Manusia yang memiliki fitrah yang lemah dan terbatas sejatinya tidak akan pernah mampu membuat hukum yang membawa keadilan bagi manusia. Paradigma ini sejalan dengan pandangan Islam bahwa sejatinya hanya Allah SWT, Al-Khaliq Al-Mudabbir, yang berhak membuat hukum. Oleh karena itu, Islam memandang bahwa kedaulatan berada di tangan syarak, sedangkan kekuasaan berada di tangan umat. Maksudnya, hanya Allah SWT satu-satunya Zat yang memiliki otoritas untuk membuat hukum dan syariat, sedangkan umat diberikan hak untuk menentukan siapa penguasa (imam/khalifah) yang akan melaksanakan kedaulatan tersebut. Syarak jugalah yang menetapkan kriteria yang sahih bagi penguasa.

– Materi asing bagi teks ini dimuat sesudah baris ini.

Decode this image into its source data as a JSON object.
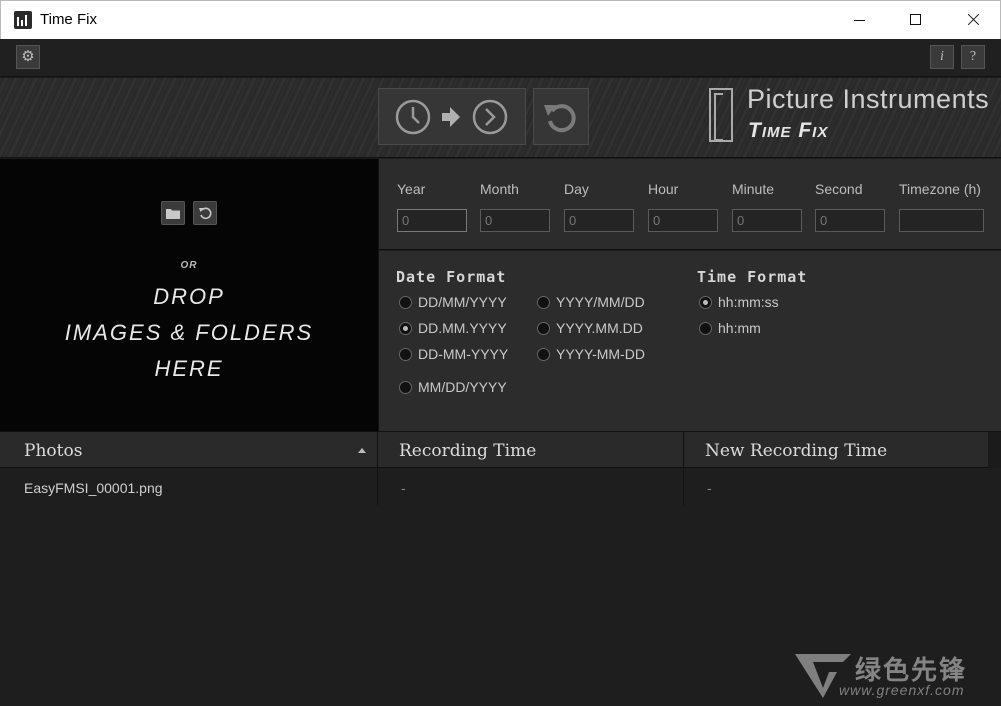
{
  "window": {
    "title": "Time Fix"
  },
  "toolbar": {
    "settings_icon": "gear-icon",
    "info_label": "i",
    "help_label": "?"
  },
  "header": {
    "convert_icon": "clock-arrow-clock-icon",
    "reset_icon": "reset-icon",
    "brand": "Picture Instruments",
    "product": "Time Fix"
  },
  "dropzone": {
    "folder_icon": "folder-icon",
    "refresh_icon": "refresh-icon",
    "or_text": "OR",
    "line1": "DROP",
    "line2": "IMAGES & FOLDERS",
    "line3": "HERE"
  },
  "offset": {
    "fields": [
      {
        "label": "Year",
        "value": "0"
      },
      {
        "label": "Month",
        "value": "0"
      },
      {
        "label": "Day",
        "value": "0"
      },
      {
        "label": "Hour",
        "value": "0"
      },
      {
        "label": "Minute",
        "value": "0"
      },
      {
        "label": "Second",
        "value": "0"
      },
      {
        "label": "Timezone (h)",
        "value": ""
      }
    ]
  },
  "date_format": {
    "title": "Date Format",
    "options": [
      {
        "label": "DD/MM/YYYY",
        "selected": false
      },
      {
        "label": "YYYY/MM/DD",
        "selected": false
      },
      {
        "label": "DD.MM.YYYY",
        "selected": true
      },
      {
        "label": "YYYY.MM.DD",
        "selected": false
      },
      {
        "label": "DD-MM-YYYY",
        "selected": false
      },
      {
        "label": "YYYY-MM-DD",
        "selected": false
      },
      {
        "label": "MM/DD/YYYY",
        "selected": false
      }
    ]
  },
  "time_format": {
    "title": "Time Format",
    "options": [
      {
        "label": "hh:mm:ss",
        "selected": true
      },
      {
        "label": "hh:mm",
        "selected": false
      }
    ]
  },
  "table": {
    "columns": [
      "Photos",
      "Recording Time",
      "New Recording Time"
    ],
    "rows": [
      {
        "photo": "EasyFMSI_00001.png",
        "recording": "-",
        "new_recording": "-"
      }
    ]
  },
  "watermark": {
    "text": "绿色先锋",
    "url": "www.greenxf.com"
  },
  "colors": {
    "background": "#1d1d1d",
    "panel": "#2c2c2c",
    "dropzone": "#050505"
  }
}
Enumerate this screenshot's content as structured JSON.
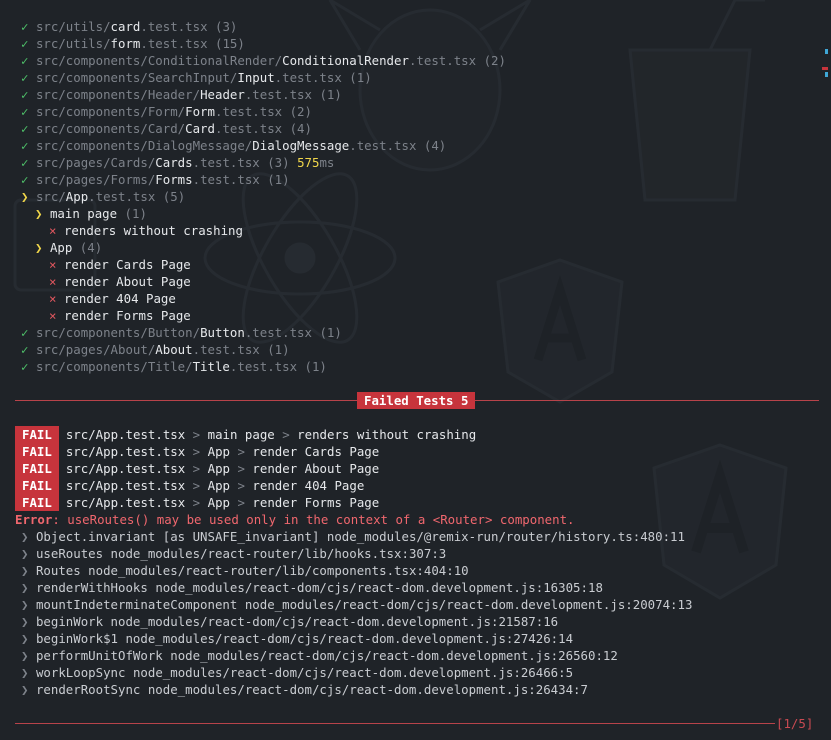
{
  "passed_suites_top": [
    {
      "check": "✓",
      "dir": "src/utils/",
      "name": "card",
      "ext": ".test.tsx",
      "count": "(3)"
    },
    {
      "check": "✓",
      "dir": "src/utils/",
      "name": "form",
      "ext": ".test.tsx",
      "count": "(15)"
    },
    {
      "check": "✓",
      "dir": "src/components/ConditionalRender/",
      "name": "ConditionalRender",
      "ext": ".test.tsx",
      "count": "(2)"
    },
    {
      "check": "✓",
      "dir": "src/components/SearchInput/",
      "name": "Input",
      "ext": ".test.tsx",
      "count": "(1)"
    },
    {
      "check": "✓",
      "dir": "src/components/Header/",
      "name": "Header",
      "ext": ".test.tsx",
      "count": "(1)"
    },
    {
      "check": "✓",
      "dir": "src/components/Form/",
      "name": "Form",
      "ext": ".test.tsx",
      "count": "(2)"
    },
    {
      "check": "✓",
      "dir": "src/components/Card/",
      "name": "Card",
      "ext": ".test.tsx",
      "count": "(4)"
    },
    {
      "check": "✓",
      "dir": "src/components/DialogMessage/",
      "name": "DialogMessage",
      "ext": ".test.tsx",
      "count": "(4)"
    },
    {
      "check": "✓",
      "dir": "src/pages/Cards/",
      "name": "Cards",
      "ext": ".test.tsx",
      "count": "(3)",
      "time": "575",
      "time_unit": "ms"
    },
    {
      "check": "✓",
      "dir": "src/pages/Forms/",
      "name": "Forms",
      "ext": ".test.tsx",
      "count": "(1)"
    }
  ],
  "failed_suite": {
    "marker": "❯",
    "dir": "src/",
    "name": "App",
    "ext": ".test.tsx",
    "count": "(5)",
    "groups": [
      {
        "marker": "❯",
        "name": "main page",
        "count": "(1)",
        "tests": [
          "renders without crashing"
        ]
      },
      {
        "marker": "❯",
        "name": "App",
        "count": "(4)",
        "tests": [
          "render Cards Page",
          "render About Page",
          "render 404 Page",
          "render Forms Page"
        ]
      }
    ],
    "fail_mark": "×"
  },
  "passed_suites_bottom": [
    {
      "check": "✓",
      "dir": "src/components/Button/",
      "name": "Button",
      "ext": ".test.tsx",
      "count": "(1)"
    },
    {
      "check": "✓",
      "dir": "src/pages/About/",
      "name": "About",
      "ext": ".test.tsx",
      "count": "(1)"
    },
    {
      "check": "✓",
      "dir": "src/components/Title/",
      "name": "Title",
      "ext": ".test.tsx",
      "count": "(1)"
    }
  ],
  "failed_header": "Failed Tests 5",
  "fail_label": "FAIL",
  "fail_rows": [
    {
      "file": "src/App.test.tsx",
      "group": "main page",
      "test": "renders without crashing"
    },
    {
      "file": "src/App.test.tsx",
      "group": "App",
      "test": "render Cards Page"
    },
    {
      "file": "src/App.test.tsx",
      "group": "App",
      "test": "render About Page"
    },
    {
      "file": "src/App.test.tsx",
      "group": "App",
      "test": "render 404 Page"
    },
    {
      "file": "src/App.test.tsx",
      "group": "App",
      "test": "render Forms Page"
    }
  ],
  "breadcrumb_sep": ">",
  "error_label": "Error",
  "error_message": ": useRoutes() may be used only in the context of a <Router> component.",
  "stack_marker": "❯",
  "stack": [
    {
      "fn": "Object.invariant [as UNSAFE_invariant]",
      "loc": "node_modules/@remix-run/router/history.ts:480:11"
    },
    {
      "fn": "useRoutes",
      "loc": "node_modules/react-router/lib/hooks.tsx:307:3"
    },
    {
      "fn": "Routes",
      "loc": "node_modules/react-router/lib/components.tsx:404:10"
    },
    {
      "fn": "renderWithHooks",
      "loc": "node_modules/react-dom/cjs/react-dom.development.js:16305:18"
    },
    {
      "fn": "mountIndeterminateComponent",
      "loc": "node_modules/react-dom/cjs/react-dom.development.js:20074:13"
    },
    {
      "fn": "beginWork",
      "loc": "node_modules/react-dom/cjs/react-dom.development.js:21587:16"
    },
    {
      "fn": "beginWork$1",
      "loc": "node_modules/react-dom/cjs/react-dom.development.js:27426:14"
    },
    {
      "fn": "performUnitOfWork",
      "loc": "node_modules/react-dom/cjs/react-dom.development.js:26560:12"
    },
    {
      "fn": "workLoopSync",
      "loc": "node_modules/react-dom/cjs/react-dom.development.js:26466:5"
    },
    {
      "fn": "renderRootSync",
      "loc": "node_modules/react-dom/cjs/react-dom.development.js:26434:7"
    }
  ],
  "page_indicator": "[1/5]",
  "background_watermarks": [
    "ts-logo",
    "react-logo",
    "angular-logo",
    "gulp-cup",
    "grunt-boar"
  ],
  "colors": {
    "background": "#1f2328",
    "pass": "#4fc26a",
    "fail": "#c7343c",
    "warn": "#f0d64a",
    "muted": "#7d828a",
    "text": "#e6e8eb"
  }
}
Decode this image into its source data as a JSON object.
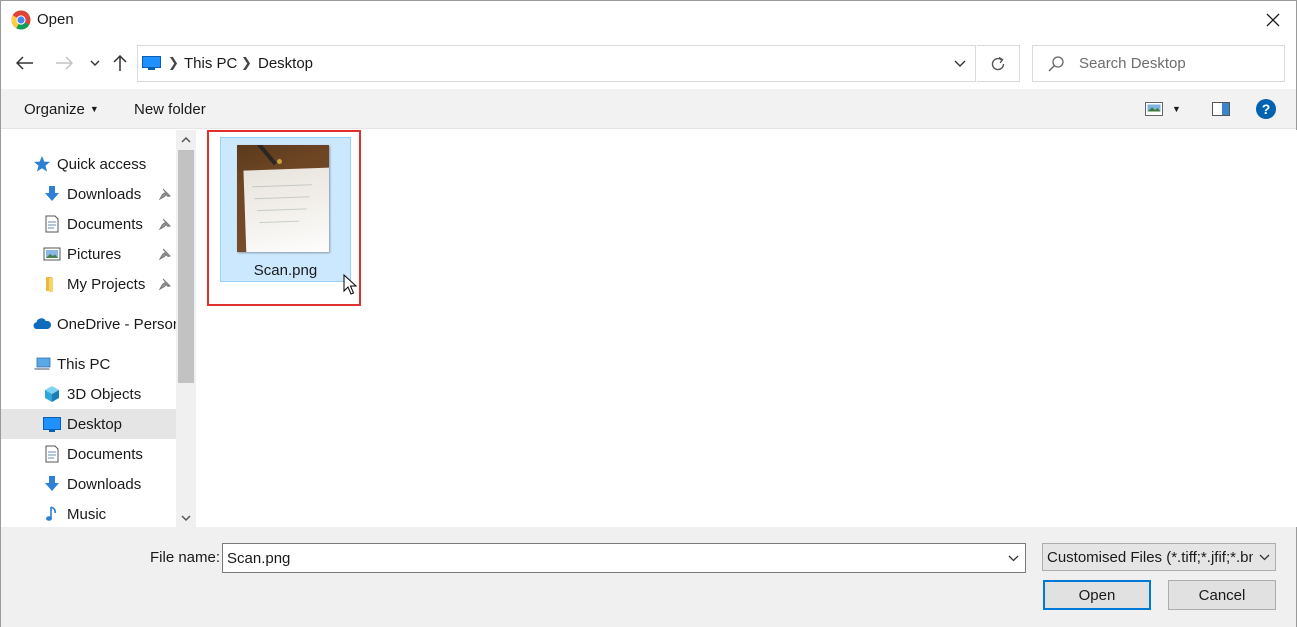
{
  "window": {
    "title": "Open",
    "app_icon": "chrome-icon"
  },
  "navigation": {
    "back_icon": "back-arrow-icon",
    "forward_icon": "forward-arrow-icon",
    "recent_icon": "chevron-down-icon",
    "up_icon": "up-arrow-icon",
    "breadcrumb": [
      "This PC",
      "Desktop"
    ],
    "refresh_icon": "refresh-icon",
    "search_placeholder": "Search Desktop"
  },
  "commandbar": {
    "organize": "Organize",
    "new_folder": "New folder",
    "help": "?"
  },
  "sidebar": {
    "items": [
      {
        "label": "Quick access",
        "icon": "star-icon",
        "pinned": false
      },
      {
        "label": "Downloads",
        "icon": "download-icon",
        "pinned": true
      },
      {
        "label": "Documents",
        "icon": "document-icon",
        "pinned": true
      },
      {
        "label": "Pictures",
        "icon": "pictures-icon",
        "pinned": true
      },
      {
        "label": "My Projects",
        "icon": "folder-icon",
        "pinned": true
      },
      {
        "label": "OneDrive - Person",
        "icon": "cloud-icon",
        "pinned": false
      },
      {
        "label": "This PC",
        "icon": "computer-icon",
        "pinned": false
      },
      {
        "label": "3D Objects",
        "icon": "cube-icon",
        "pinned": false
      },
      {
        "label": "Desktop",
        "icon": "desktop-icon",
        "pinned": false,
        "selected": true
      },
      {
        "label": "Documents",
        "icon": "document-icon",
        "pinned": false
      },
      {
        "label": "Downloads",
        "icon": "download-icon",
        "pinned": false
      },
      {
        "label": "Music",
        "icon": "music-icon",
        "pinned": false
      }
    ]
  },
  "files": [
    {
      "name": "Scan.png",
      "selected": true,
      "icon": "image-thumbnail"
    }
  ],
  "bottom": {
    "file_name_label": "File name:",
    "file_name_value": "Scan.png",
    "file_type": "Customised Files (*.tiff;*.jfif;*.bmp;*.gif;*.png)",
    "open_label": "Open",
    "cancel_label": "Cancel"
  },
  "colors": {
    "selection": "#cce8ff",
    "selection_border": "#99d1ff",
    "highlight": "#e03131",
    "accent": "#0078d7"
  }
}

Sebagai pelaksana hukum syarak, penguasa merupakan perisai bagi rakyatnya untuk senantiasa menegakkan hukum secara adil. Keimanan dan ketakwaan dalam dirinya niscaya memunculkan rasa takut andai mengambil hukum selain dari Islam. Sebab, ia menyadari bahwa tiada hukum yang lebih adil dan lebih baik daripada hukum Allah SWT, sebagaimana firman Allah SWT, “Apakah hukum Jahiliyah yang mereka kehendaki, dan (hukum) siapakah yang lebih baik daripada (hukum) Allah bagi orang-orang yang yakin?” (TQS. Al-Maidah [5]: 50).
Inilah penegakan hukum yang bersumber dari Allah Zat yang Mahabenar. Niscaya membawa kemaslahatan bagi seluruh umat manusia. Hukum yang benar-benar adil, bebas kepentingan, dan komprehensif. Sehingga jaminan keadilan bukan lagi sekadar utopia. Sungguh kontras dengan realitas penegakan hukum ala kapitalisme-demokrasi yang makin hari makin tampak zalim. Wallahu’Alam bissawab.